Мой папа говорил, я из тех, на кого все шишки валятся, и, сколько себя помню, так было всегда — раньше они с мамой поцапаются, как кошка с собакой, а мне приходится их мирить. Не то чтобы у меня была ума палата — чего нет, того нет. Но во всех житейских вопросах мне не изменяет здравый смысл — меня и с работы ни разу не увольняли, я сама всегда ухожу. А вот если надо просить что-нибудь для себя или защищать свои права, как мне следовало поступить в истории с Кеннетом, — тут я совершенно теряюсь. Сразу замолкаю и сдаюсь. Меня столько обманывали в жизни, столько раз выезжали за мой счет и причиняли мне боль, что просто непонятно, как могла выдержать все это одинокая женщина. Назовите это злым роком, невезением, назовите как угодно, но это правда.
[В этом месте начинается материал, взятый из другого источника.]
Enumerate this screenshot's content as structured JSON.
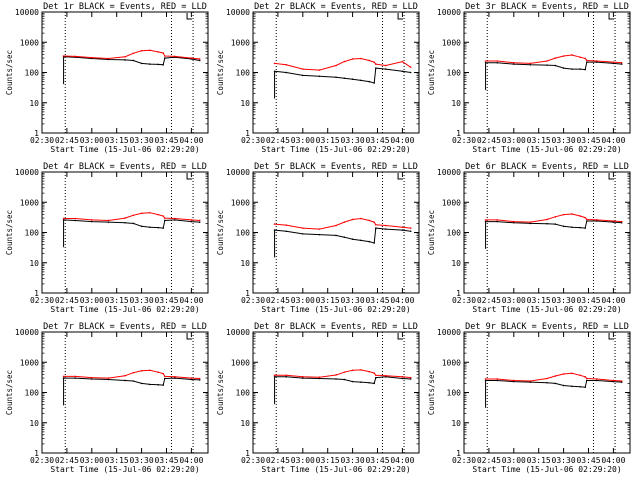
{
  "chart_data": {
    "type": "line",
    "layout": "3x3 grid",
    "y_scale": "log",
    "ylim": [
      1,
      10000
    ],
    "ytick_labels": [
      "1",
      "10",
      "100",
      "1000",
      "10000"
    ],
    "ylabel": "Counts/sec",
    "xlabel": "Start Time (15-Jul-06 02:29:20)",
    "x_range": [
      "02:30",
      "04:10"
    ],
    "xtick_labels": [
      "02:30",
      "02:45",
      "03:00",
      "03:15",
      "03:30",
      "03:45",
      "04:00"
    ],
    "legend_text": "BLACK = Events, RED = LLD",
    "vertical_markers": [
      "02:44",
      "03:48",
      "04:01"
    ],
    "series_styles": [
      {
        "key": "events",
        "color": "#000000"
      },
      {
        "key": "lld",
        "color": "#ff0000"
      }
    ],
    "panels": [
      {
        "title": "Det 1r",
        "x": [
          "02:43",
          "02:50",
          "03:00",
          "03:10",
          "03:20",
          "03:25",
          "03:30",
          "03:35",
          "03:40",
          "03:43",
          "03:44",
          "03:50",
          "04:00",
          "04:05"
        ],
        "events": [
          330,
          320,
          290,
          270,
          260,
          250,
          200,
          190,
          185,
          180,
          300,
          320,
          280,
          250
        ],
        "lld": [
          350,
          340,
          310,
          290,
          330,
          430,
          520,
          540,
          480,
          440,
          350,
          340,
          300,
          280
        ]
      },
      {
        "title": "Det 2r",
        "x": [
          "02:43",
          "02:50",
          "03:00",
          "03:10",
          "03:20",
          "03:25",
          "03:30",
          "03:35",
          "03:40",
          "03:43",
          "03:44",
          "03:50",
          "04:00",
          "04:05"
        ],
        "events": [
          110,
          100,
          80,
          75,
          70,
          65,
          60,
          55,
          50,
          45,
          140,
          130,
          110,
          100
        ],
        "lld": [
          200,
          180,
          130,
          120,
          170,
          230,
          280,
          290,
          250,
          220,
          190,
          170,
          230,
          150
        ]
      },
      {
        "title": "Det 3r",
        "x": [
          "02:43",
          "02:50",
          "03:00",
          "03:10",
          "03:20",
          "03:25",
          "03:30",
          "03:35",
          "03:40",
          "03:43",
          "03:44",
          "03:50",
          "04:00",
          "04:05"
        ],
        "events": [
          210,
          210,
          190,
          180,
          175,
          170,
          140,
          130,
          130,
          125,
          220,
          220,
          200,
          190
        ],
        "lld": [
          240,
          240,
          210,
          200,
          240,
          300,
          350,
          380,
          320,
          290,
          250,
          240,
          220,
          210
        ]
      },
      {
        "title": "Det 4r",
        "x": [
          "02:43",
          "02:50",
          "03:00",
          "03:10",
          "03:20",
          "03:25",
          "03:30",
          "03:35",
          "03:40",
          "03:43",
          "03:44",
          "03:50",
          "04:00",
          "04:05"
        ],
        "events": [
          260,
          250,
          230,
          220,
          210,
          200,
          160,
          150,
          145,
          140,
          250,
          260,
          230,
          220
        ],
        "lld": [
          290,
          290,
          260,
          250,
          300,
          370,
          430,
          450,
          390,
          350,
          300,
          290,
          260,
          250
        ]
      },
      {
        "title": "Det 5r",
        "x": [
          "02:43",
          "02:50",
          "03:00",
          "03:10",
          "03:20",
          "03:25",
          "03:30",
          "03:35",
          "03:40",
          "03:43",
          "03:44",
          "03:50",
          "04:00",
          "04:05"
        ],
        "events": [
          120,
          110,
          90,
          85,
          80,
          70,
          60,
          55,
          50,
          45,
          140,
          130,
          120,
          110
        ],
        "lld": [
          190,
          175,
          140,
          130,
          170,
          220,
          270,
          290,
          250,
          220,
          180,
          170,
          150,
          140
        ]
      },
      {
        "title": "Det 6r",
        "x": [
          "02:43",
          "02:50",
          "03:00",
          "03:10",
          "03:20",
          "03:25",
          "03:30",
          "03:35",
          "03:40",
          "03:43",
          "03:44",
          "03:50",
          "04:00",
          "04:05"
        ],
        "events": [
          230,
          230,
          210,
          200,
          195,
          190,
          160,
          150,
          145,
          140,
          240,
          240,
          220,
          210
        ],
        "lld": [
          260,
          260,
          230,
          220,
          270,
          330,
          390,
          410,
          350,
          310,
          270,
          260,
          240,
          230
        ]
      },
      {
        "title": "Det 7r",
        "x": [
          "02:43",
          "02:50",
          "03:00",
          "03:10",
          "03:20",
          "03:25",
          "03:30",
          "03:35",
          "03:40",
          "03:43",
          "03:44",
          "03:50",
          "04:00",
          "04:05"
        ],
        "events": [
          300,
          300,
          280,
          270,
          250,
          240,
          200,
          185,
          180,
          175,
          290,
          300,
          270,
          260
        ],
        "lld": [
          340,
          340,
          310,
          300,
          360,
          450,
          520,
          540,
          470,
          420,
          340,
          330,
          300,
          290
        ]
      },
      {
        "title": "Det 8r",
        "x": [
          "02:43",
          "02:50",
          "03:00",
          "03:10",
          "03:20",
          "03:25",
          "03:30",
          "03:35",
          "03:40",
          "03:43",
          "03:44",
          "03:50",
          "04:00",
          "04:05"
        ],
        "events": [
          330,
          330,
          300,
          290,
          280,
          270,
          230,
          220,
          210,
          200,
          310,
          330,
          290,
          280
        ],
        "lld": [
          370,
          370,
          330,
          320,
          380,
          470,
          540,
          560,
          490,
          440,
          370,
          360,
          330,
          310
        ]
      },
      {
        "title": "Det 9r",
        "x": [
          "02:43",
          "02:50",
          "03:00",
          "03:10",
          "03:20",
          "03:25",
          "03:30",
          "03:35",
          "03:40",
          "03:43",
          "03:44",
          "03:50",
          "04:00",
          "04:05"
        ],
        "events": [
          250,
          250,
          230,
          220,
          210,
          200,
          170,
          160,
          155,
          150,
          250,
          250,
          230,
          220
        ],
        "lld": [
          280,
          280,
          250,
          240,
          290,
          350,
          410,
          430,
          370,
          330,
          290,
          280,
          250,
          240
        ]
      }
    ]
  }
}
А все из-за того, что я никогда не думаю о себе, хоть и неловко самой об этом говорить. За примерами далеко ходить не надо. Три года я имела возможность в любой момент выйти замуж за Эдварда, но, щадя его, ни разу не прибегала к решительным мерам. У тебя жена, карьера, говорила я ему, и твой долг думать прежде всего об этом. Глупо, конечно, с моей стороны. Разве другая женщина повела бы себя так? Но у меня есть принципы, и я знаю, что хорошо, а что дурно. Это у меня от папы.
Когда от меня ушел Кеннет — а ведь я шесть лет с ним промучилась, — я не бегала плакаться его друзьям. Я только сказала, что мы не сошлись характерами, он непоседа, а я создана для тихой семейной жизни. К тому же его пристрастие к виски не способствовало созданию настоящей семьи. И он слишком много требовал от женщины с хрупким здоровьем: я должна была ухаживать за ним, пока он беспробудно пил, готовить для него, убирать в доме, а я сама валилась с ног от усталости. Нет, сказала я его друзьям, все-таки я правильно сделала, что согласилась на развод. Потом, конечно, у меня сдали нервы. Вынести такое было выше человеческих сил. Но винить Кеннета?.. Нет. Гораздо достойнее молчать, когда тебя терзают.
Впервые я поняла, что людям трудно без меня обойтись, когда папа с мамой стали по очереди обращаться ко мне за советом. Мне тогда было всего четырнадцать лет. Мы жили в Истборне.[1] Папа служил в юридической конторе, компаньоном в деле он не был, но занимал довольно приличную должность, повыше старшего клерка. Мама вела хозяйство. У нас был неплохой дом с собственным садом, мы занимали весь дом целиком, а не половину, как некоторые, и держали прислугу.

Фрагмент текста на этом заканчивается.